Menurut Chamber dan Jhonson dalam buku yang sama, menyebutkan lima tujuan kinerja yang berlaku pada semua tingkatan operasional yang memberikan keunggulan kompetitif bagi organisasi, yaitu 1) quality meliputi kualitas dari desain produk pada ukuran estetika, kehandalan dan kinerja serta kualitas proses dalam memberikan produk atau jasa. 2) fleksibilitas adalah mengenai operasi yang bisa mengubah apa yang dilakukannya dengan cepat. Fleksibilitas dalam pilihan layanan, baik cara dan waktu memberi kesempatan untuk diferensiasi. 3) kecepatan (speed) adalah semua terkait dengan berapa lama pelanggan menunggu sebelum menerima layanan, memperhatikan schedul perencanaan dan kapasitas perencana serta manajemen persediaan untuk dapat memenuhi tujuan kecepatan. 4) Ketergantungan (dependability), tentang konsistensi. Proses organisasi harus diarahkan untuk secara konsisten memenuhi waktu layanan yang dijanjikan untuk produk atau layanan. Dan 5) Biaya (cost) adalah tujuan terakhir, organisasi telah mengadopsi strategi biaya rendah, melalui menurunkan biaya produksi barang dengan harga lebih rendah yang dapat ditawarkan kepada pelanggan, yang pada gilirannya akan meningkatkan penjualan dan keuntungan.
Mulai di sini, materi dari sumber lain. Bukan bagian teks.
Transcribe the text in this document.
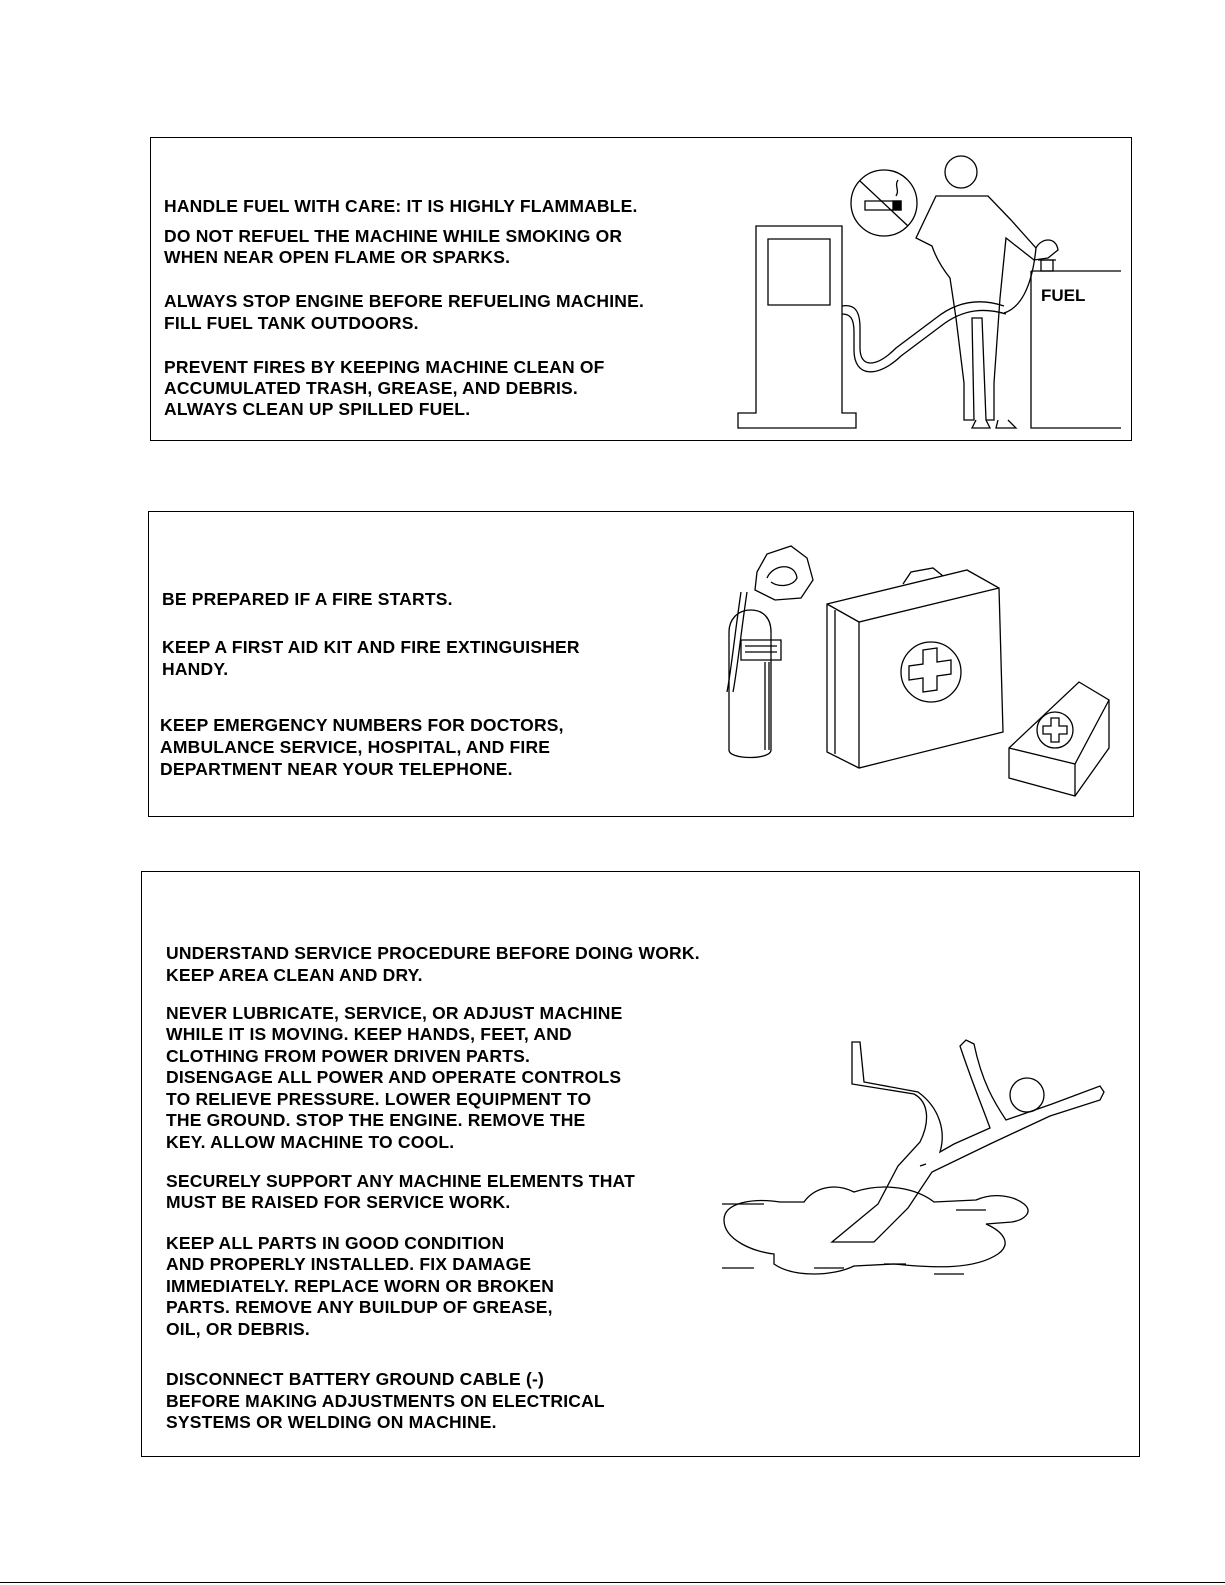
HANDLE FUEL WITH CARE: IT IS HIGHLY FLAMMABLE.
DO NOT REFUEL THE MACHINE WHILE SMOKING OR
WHEN NEAR OPEN FLAME OR SPARKS.
ALWAYS STOP ENGINE BEFORE REFUELING MACHINE.
FILL FUEL TANK OUTDOORS.
PREVENT FIRES BY KEEPING MACHINE CLEAN OF
ACCUMULATED TRASH, GREASE, AND DEBRIS.
ALWAYS CLEAN UP SPILLED FUEL.
FUEL
BE PREPARED IF A FIRE STARTS.
KEEP A FIRST AID KIT AND FIRE EXTINGUISHER
HANDY.
KEEP EMERGENCY NUMBERS FOR DOCTORS,
AMBULANCE SERVICE, HOSPITAL, AND FIRE
DEPARTMENT NEAR YOUR TELEPHONE.
UNDERSTAND SERVICE PROCEDURE BEFORE DOING WORK.
KEEP AREA CLEAN AND DRY.
NEVER LUBRICATE, SERVICE, OR ADJUST MACHINE
WHILE IT IS MOVING. KEEP HANDS, FEET, AND
CLOTHING FROM POWER DRIVEN PARTS.
DISENGAGE ALL POWER AND OPERATE CONTROLS
TO RELIEVE PRESSURE. LOWER EQUIPMENT TO
THE GROUND. STOP THE ENGINE. REMOVE THE
KEY. ALLOW MACHINE TO COOL.
SECURELY SUPPORT ANY MACHINE ELEMENTS THAT
MUST BE RAISED FOR SERVICE WORK.
KEEP ALL PARTS IN GOOD CONDITION
AND PROPERLY INSTALLED. FIX DAMAGE
IMMEDIATELY. REPLACE WORN OR BROKEN
PARTS. REMOVE ANY BUILDUP OF GREASE,
OIL, OR DEBRIS.
DISCONNECT BATTERY GROUND CABLE (-)
BEFORE MAKING ADJUSTMENTS ON ELECTRICAL
SYSTEMS OR WELDING ON MACHINE.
Perjuangan untuk mengurangi konflik, membangun perdamaian yang berkelanjutan, dan memperkuat kapasitas dan legitimasi Negara yang terpilih secara demokratis  tidak dapat diremehkan (Doyle dan Sambanis, 2006 di Bevir, 2011: 179).  Selanjutnya dalam masyarakat termiskin di dunia, tata pemerintahan demokratis menghadapi kendala yang sangat parah dalam memberikan pelayanan publik dasar kepada warga negara mereka (Bevir, 2011: 179). Menyitir dari kedua pendapat tersebut, maka Negara Indonesia dalam pelayanan publik kurang lebih menghadapi berbagai persoalan seperti digambarkan pendapat tersebut, ketika melakukan perjuangan untuk mewujudkan demokrasi dalam masyarakat. Mengejar kualitas layanan yang dapat memberikan sejumlah kenyamanan, memberikan pilihan yang terbaik pada masyarakat dalam setiap bidang layanan publik, yang hasilnya memuaskan masyarakat dan tidak menimbulkan konflik, khususnya dibidang layanan pedaftaran tanah.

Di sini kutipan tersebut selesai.